Wer in dem imposanten Gebäude der Stadtregierung nach den neuen Verhältnissen fragt, erntet nur betretenes Schweigen. Im 21. Stock des Glasbaus, der einen atemberaubenden Blick über die Parkanlagen und Apartmentsiedlungen von Taicang freigibt, möchte man sich keinen kritischen Fragen stellen – weder zur neuen Chinapolitik der Bundesregierung noch zu den Spannungen mit den USA oder gar der Kritik an Xi Jinping. Stattdessen geben sich die Parteikader betont pragmatisch: „Es gibt eine sehr gute Betreuung für deutsche Unternehmen, die hier investieren“, sagt etwa Thomas Zhang, der bei der Stadtregierung für die Zusammenarbeit mit den mittelständischen Unternehmen zuständig ist.

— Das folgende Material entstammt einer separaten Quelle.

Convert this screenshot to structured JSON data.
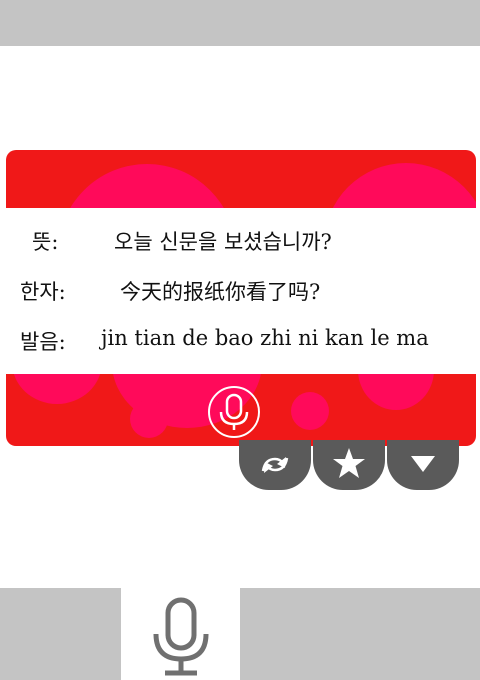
{
  "card": {
    "meaning_label": "뜻:",
    "meaning_value": "오늘 신문을 보셨습니까?",
    "hanja_label": "한자:",
    "hanja_value": "今天的报纸你看了吗?",
    "pronunciation_label": "발음:",
    "pronunciation_value": "jin tian de bao zhi ni kan le ma"
  },
  "colors": {
    "card_background": "#f01818",
    "card_bubbles": "#ff0a5a",
    "action_buttons": "#5a5a5a",
    "bars": "#c4c4c4"
  },
  "icons": {
    "card_mic": "microphone-icon",
    "refresh": "refresh-icon",
    "favorite": "star-icon",
    "more": "triangle-down-icon",
    "bottom_mic": "microphone-icon"
  }
}
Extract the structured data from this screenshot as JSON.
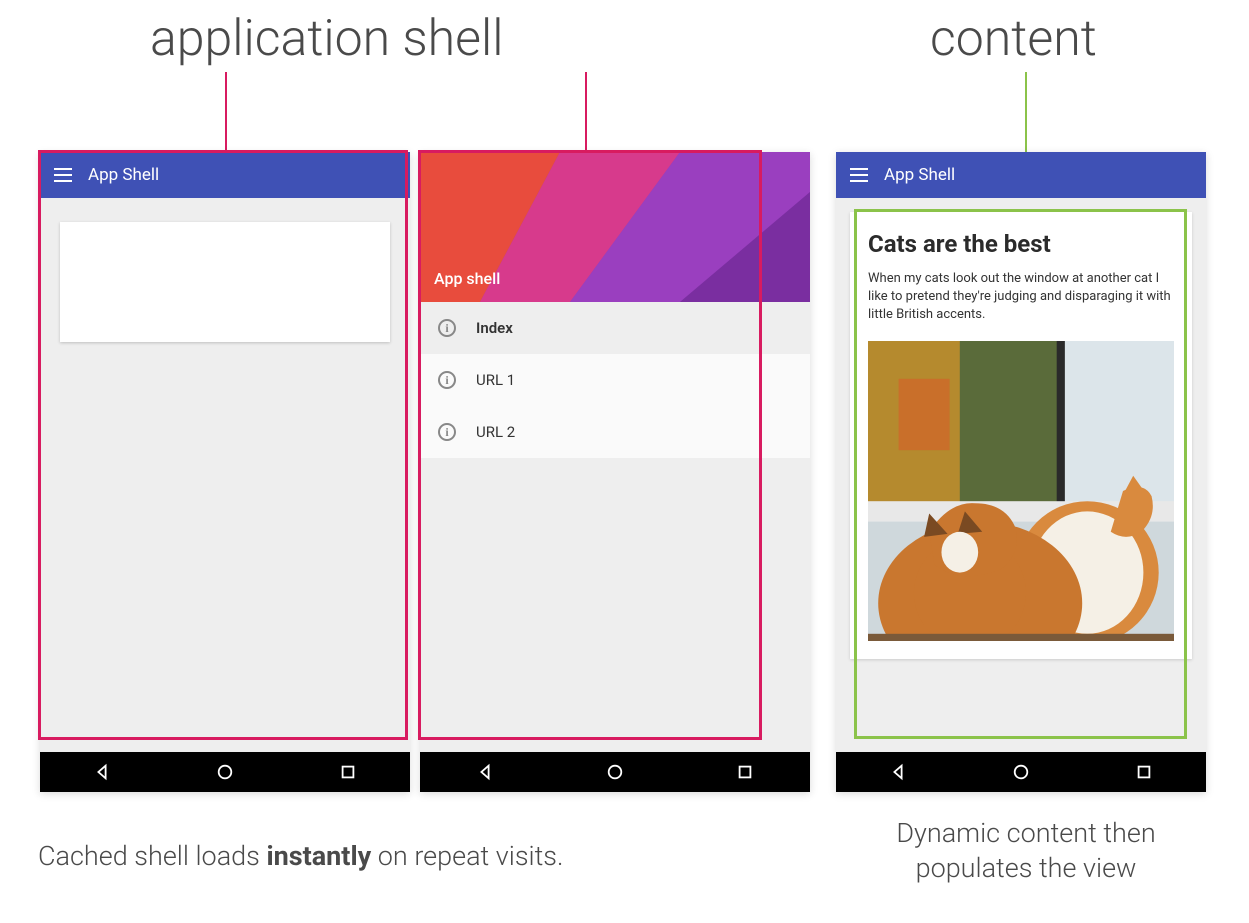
{
  "titles": {
    "shell": "application shell",
    "content": "content"
  },
  "toolbar": {
    "title": "App Shell"
  },
  "drawer": {
    "header": "App shell",
    "items": [
      {
        "label": "Index",
        "active": true
      },
      {
        "label": "URL 1",
        "active": false
      },
      {
        "label": "URL 2",
        "active": false
      }
    ]
  },
  "article": {
    "heading": "Cats are the best",
    "body": "When my cats look out the window at another cat I like to pretend they're judging and disparaging it with little British accents."
  },
  "captions": {
    "left_pre": "Cached shell loads ",
    "left_strong": "instantly",
    "left_post": " on repeat visits.",
    "right": "Dynamic content then populates the view"
  },
  "colors": {
    "shell_highlight": "#d81b60",
    "content_highlight": "#8bc34a",
    "toolbar": "#3f51b5"
  }
}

Das mag durchaus stimmen, schließlich wird die Lokalregierung auch von fast allen deutschen Expats als hilfreich und pragmatisch beschrieben. Doch ebenso offensichtlich ist, dass in China unter Xi Jinping längst ein rauerer Wind weht, der sich irgendwann auch gegen die bislang gern gesehenen Gäste aus Deutschland richten kann.

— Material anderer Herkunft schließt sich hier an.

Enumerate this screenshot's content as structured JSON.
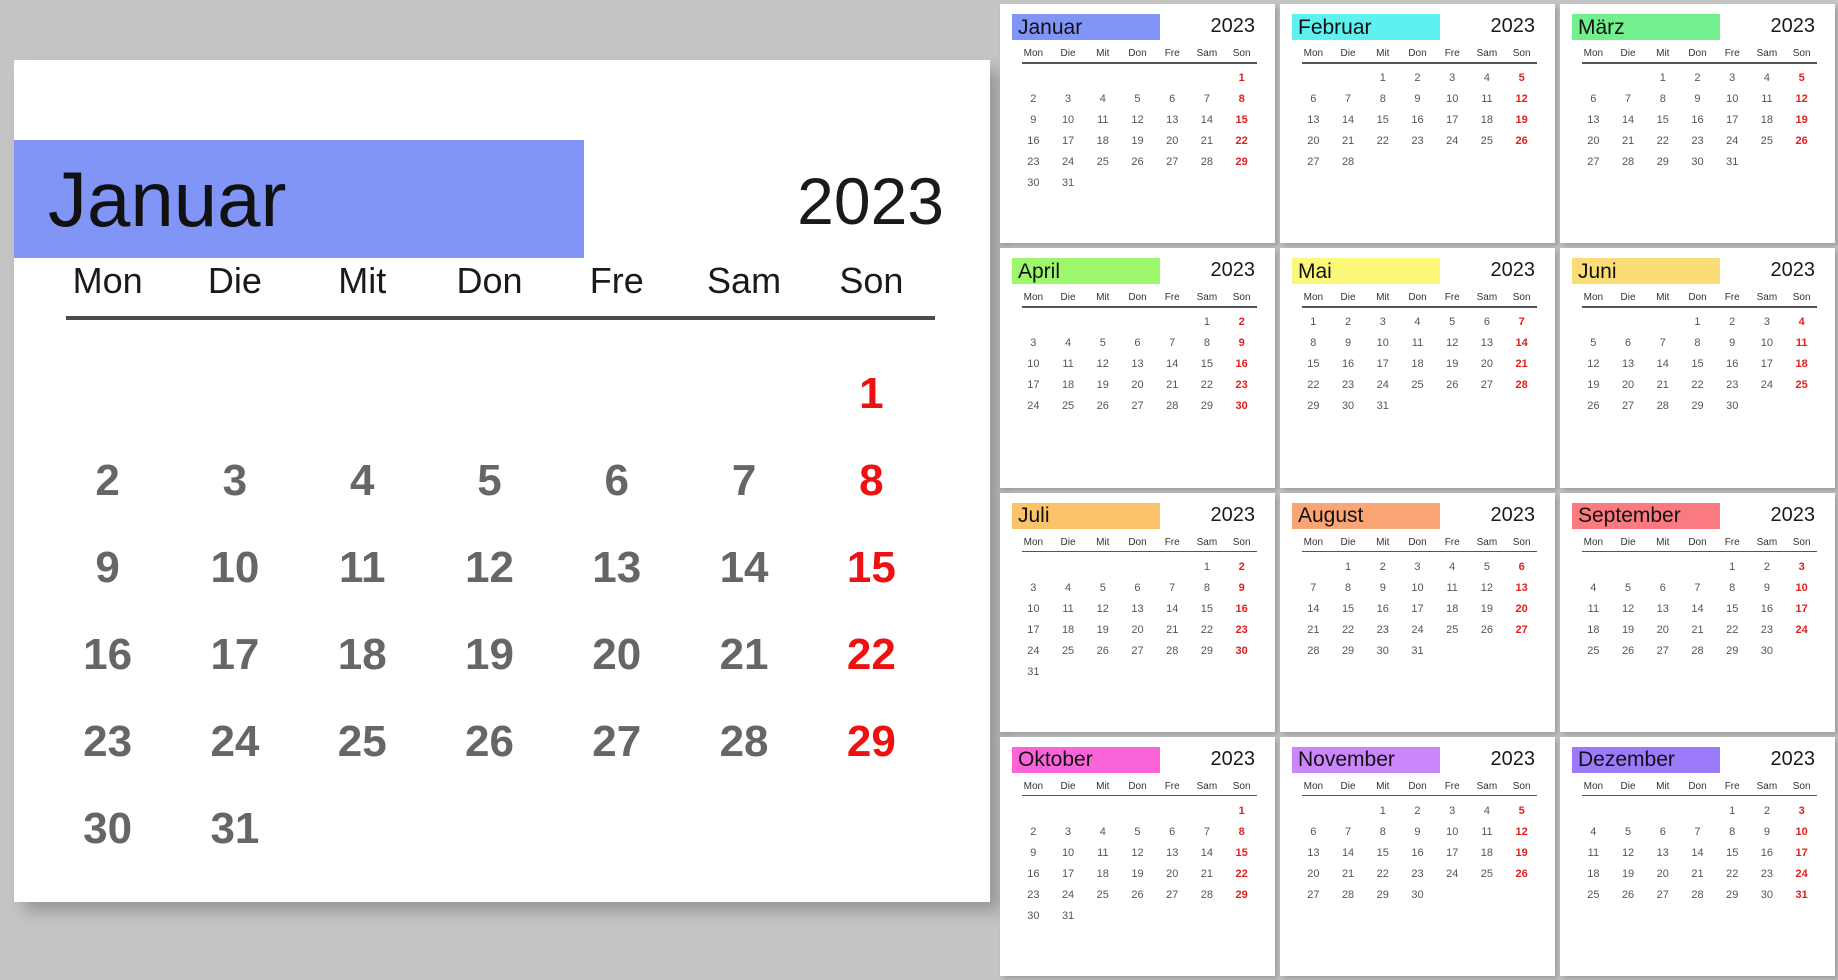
{
  "year": "2023",
  "weekdays": [
    "Mon",
    "Die",
    "Mit",
    "Don",
    "Fre",
    "Sam",
    "Son"
  ],
  "colors": {
    "page_background": "#c4c4c4",
    "panel_background": "#ffffff",
    "weekday_text": "#1a1a1a",
    "day_text": "#666666",
    "sunday_text": "#ee1111",
    "rule": "#4a4a4a"
  },
  "main": {
    "month": "Januar",
    "year": "2023",
    "band_color": "#8095f5",
    "weekdays": [
      "Mon",
      "Die",
      "Mit",
      "Don",
      "Fre",
      "Sam",
      "Son"
    ],
    "leading_blanks": 6,
    "days_in_month": 31,
    "weeks": [
      [
        "",
        "",
        "",
        "",
        "",
        "",
        "1"
      ],
      [
        "2",
        "3",
        "4",
        "5",
        "6",
        "7",
        "8"
      ],
      [
        "9",
        "10",
        "11",
        "12",
        "13",
        "14",
        "15"
      ],
      [
        "16",
        "17",
        "18",
        "19",
        "20",
        "21",
        "22"
      ],
      [
        "23",
        "24",
        "25",
        "26",
        "27",
        "28",
        "29"
      ],
      [
        "30",
        "31",
        "",
        "",
        "",
        "",
        ""
      ]
    ]
  },
  "months": [
    {
      "name": "Januar",
      "year": "2023",
      "band_color": "#8095f5",
      "leading_blanks": 6,
      "days_in_month": 31,
      "weeks": [
        [
          "",
          "",
          "",
          "",
          "",
          "",
          "1"
        ],
        [
          "2",
          "3",
          "4",
          "5",
          "6",
          "7",
          "8"
        ],
        [
          "9",
          "10",
          "11",
          "12",
          "13",
          "14",
          "15"
        ],
        [
          "16",
          "17",
          "18",
          "19",
          "20",
          "21",
          "22"
        ],
        [
          "23",
          "24",
          "25",
          "26",
          "27",
          "28",
          "29"
        ],
        [
          "30",
          "31",
          "",
          "",
          "",
          "",
          ""
        ]
      ]
    },
    {
      "name": "Februar",
      "year": "2023",
      "band_color": "#5ff0f0",
      "leading_blanks": 2,
      "days_in_month": 28,
      "weeks": [
        [
          "",
          "",
          "1",
          "2",
          "3",
          "4",
          "5"
        ],
        [
          "6",
          "7",
          "8",
          "9",
          "10",
          "11",
          "12"
        ],
        [
          "13",
          "14",
          "15",
          "16",
          "17",
          "18",
          "19"
        ],
        [
          "20",
          "21",
          "22",
          "23",
          "24",
          "25",
          "26"
        ],
        [
          "27",
          "28",
          "",
          "",
          "",
          "",
          ""
        ],
        [
          "",
          "",
          "",
          "",
          "",
          "",
          ""
        ]
      ]
    },
    {
      "name": "März",
      "year": "2023",
      "band_color": "#72f08e",
      "leading_blanks": 2,
      "days_in_month": 31,
      "weeks": [
        [
          "",
          "",
          "1",
          "2",
          "3",
          "4",
          "5"
        ],
        [
          "6",
          "7",
          "8",
          "9",
          "10",
          "11",
          "12"
        ],
        [
          "13",
          "14",
          "15",
          "16",
          "17",
          "18",
          "19"
        ],
        [
          "20",
          "21",
          "22",
          "23",
          "24",
          "25",
          "26"
        ],
        [
          "27",
          "28",
          "29",
          "30",
          "31",
          "",
          ""
        ],
        [
          "",
          "",
          "",
          "",
          "",
          "",
          ""
        ]
      ]
    },
    {
      "name": "April",
      "year": "2023",
      "band_color": "#9cf76a",
      "leading_blanks": 5,
      "days_in_month": 30,
      "weeks": [
        [
          "",
          "",
          "",
          "",
          "",
          "1",
          "2"
        ],
        [
          "3",
          "4",
          "5",
          "6",
          "7",
          "8",
          "9"
        ],
        [
          "10",
          "11",
          "12",
          "13",
          "14",
          "15",
          "16"
        ],
        [
          "17",
          "18",
          "19",
          "20",
          "21",
          "22",
          "23"
        ],
        [
          "24",
          "25",
          "26",
          "27",
          "28",
          "29",
          "30"
        ],
        [
          "",
          "",
          "",
          "",
          "",
          "",
          ""
        ]
      ]
    },
    {
      "name": "Mai",
      "year": "2023",
      "band_color": "#fbf87a",
      "leading_blanks": 0,
      "days_in_month": 31,
      "weeks": [
        [
          "1",
          "2",
          "3",
          "4",
          "5",
          "6",
          "7"
        ],
        [
          "8",
          "9",
          "10",
          "11",
          "12",
          "13",
          "14"
        ],
        [
          "15",
          "16",
          "17",
          "18",
          "19",
          "20",
          "21"
        ],
        [
          "22",
          "23",
          "24",
          "25",
          "26",
          "27",
          "28"
        ],
        [
          "29",
          "30",
          "31",
          "",
          "",
          "",
          ""
        ],
        [
          "",
          "",
          "",
          "",
          "",
          "",
          ""
        ]
      ]
    },
    {
      "name": "Juni",
      "year": "2023",
      "band_color": "#fbdd78",
      "leading_blanks": 3,
      "days_in_month": 30,
      "weeks": [
        [
          "",
          "",
          "",
          "1",
          "2",
          "3",
          "4"
        ],
        [
          "5",
          "6",
          "7",
          "8",
          "9",
          "10",
          "11"
        ],
        [
          "12",
          "13",
          "14",
          "15",
          "16",
          "17",
          "18"
        ],
        [
          "19",
          "20",
          "21",
          "22",
          "23",
          "24",
          "25"
        ],
        [
          "26",
          "27",
          "28",
          "29",
          "30",
          "",
          ""
        ],
        [
          "",
          "",
          "",
          "",
          "",
          "",
          ""
        ]
      ]
    },
    {
      "name": "Juli",
      "year": "2023",
      "band_color": "#fbc46a",
      "leading_blanks": 5,
      "days_in_month": 31,
      "weeks": [
        [
          "",
          "",
          "",
          "",
          "",
          "1",
          "2"
        ],
        [
          "3",
          "4",
          "5",
          "6",
          "7",
          "8",
          "9"
        ],
        [
          "10",
          "11",
          "12",
          "13",
          "14",
          "15",
          "16"
        ],
        [
          "17",
          "18",
          "19",
          "20",
          "21",
          "22",
          "23"
        ],
        [
          "24",
          "25",
          "26",
          "27",
          "28",
          "29",
          "30"
        ],
        [
          "31",
          "",
          "",
          "",
          "",
          "",
          ""
        ]
      ]
    },
    {
      "name": "August",
      "year": "2023",
      "band_color": "#fba474",
      "leading_blanks": 1,
      "days_in_month": 31,
      "weeks": [
        [
          "",
          "1",
          "2",
          "3",
          "4",
          "5",
          "6"
        ],
        [
          "7",
          "8",
          "9",
          "10",
          "11",
          "12",
          "13"
        ],
        [
          "14",
          "15",
          "16",
          "17",
          "18",
          "19",
          "20"
        ],
        [
          "21",
          "22",
          "23",
          "24",
          "25",
          "26",
          "27"
        ],
        [
          "28",
          "29",
          "30",
          "31",
          "",
          "",
          ""
        ],
        [
          "",
          "",
          "",
          "",
          "",
          "",
          ""
        ]
      ]
    },
    {
      "name": "September",
      "year": "2023",
      "band_color": "#fb7a7f",
      "leading_blanks": 4,
      "days_in_month": 30,
      "weeks": [
        [
          "",
          "",
          "",
          "",
          "1",
          "2",
          "3"
        ],
        [
          "4",
          "5",
          "6",
          "7",
          "8",
          "9",
          "10"
        ],
        [
          "11",
          "12",
          "13",
          "14",
          "15",
          "16",
          "17"
        ],
        [
          "18",
          "19",
          "20",
          "21",
          "22",
          "23",
          "24"
        ],
        [
          "25",
          "26",
          "27",
          "28",
          "29",
          "30",
          ""
        ],
        [
          "",
          "",
          "",
          "",
          "",
          "",
          ""
        ]
      ]
    },
    {
      "name": "Oktober",
      "year": "2023",
      "band_color": "#fb63d8",
      "leading_blanks": 6,
      "days_in_month": 31,
      "weeks": [
        [
          "",
          "",
          "",
          "",
          "",
          "",
          "1"
        ],
        [
          "2",
          "3",
          "4",
          "5",
          "6",
          "7",
          "8"
        ],
        [
          "9",
          "10",
          "11",
          "12",
          "13",
          "14",
          "15"
        ],
        [
          "16",
          "17",
          "18",
          "19",
          "20",
          "21",
          "22"
        ],
        [
          "23",
          "24",
          "25",
          "26",
          "27",
          "28",
          "29"
        ],
        [
          "30",
          "31",
          "",
          "",
          "",
          "",
          ""
        ]
      ]
    },
    {
      "name": "November",
      "year": "2023",
      "band_color": "#cb86fb",
      "leading_blanks": 2,
      "days_in_month": 30,
      "weeks": [
        [
          "",
          "",
          "1",
          "2",
          "3",
          "4",
          "5"
        ],
        [
          "6",
          "7",
          "8",
          "9",
          "10",
          "11",
          "12"
        ],
        [
          "13",
          "14",
          "15",
          "16",
          "17",
          "18",
          "19"
        ],
        [
          "20",
          "21",
          "22",
          "23",
          "24",
          "25",
          "26"
        ],
        [
          "27",
          "28",
          "29",
          "30",
          "",
          "",
          ""
        ],
        [
          "",
          "",
          "",
          "",
          "",
          "",
          ""
        ]
      ]
    },
    {
      "name": "Dezember",
      "year": "2023",
      "band_color": "#9b7afb",
      "leading_blanks": 4,
      "days_in_month": 31,
      "weeks": [
        [
          "",
          "",
          "",
          "",
          "1",
          "2",
          "3"
        ],
        [
          "4",
          "5",
          "6",
          "7",
          "8",
          "9",
          "10"
        ],
        [
          "11",
          "12",
          "13",
          "14",
          "15",
          "16",
          "17"
        ],
        [
          "18",
          "19",
          "20",
          "21",
          "22",
          "23",
          "24"
        ],
        [
          "25",
          "26",
          "27",
          "28",
          "29",
          "30",
          "31"
        ],
        [
          "",
          "",
          "",
          "",
          "",
          "",
          ""
        ]
      ]
    }
  ]
}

Denn letztlich hat nicht die Regionalregierung in Taicang das Sagen, sondern Peking. Die größte wirtschaftliche Gefahr für deutsche Unternehmen wäre, wenn China tatsächlich Taiwan angreift – dass er sich militärische Mittel vorbehält, hat Xi Jinping sehr deutlich gemacht. Dann stünde das Chinageschäft deutscher Firmen de facto vor dem Aus.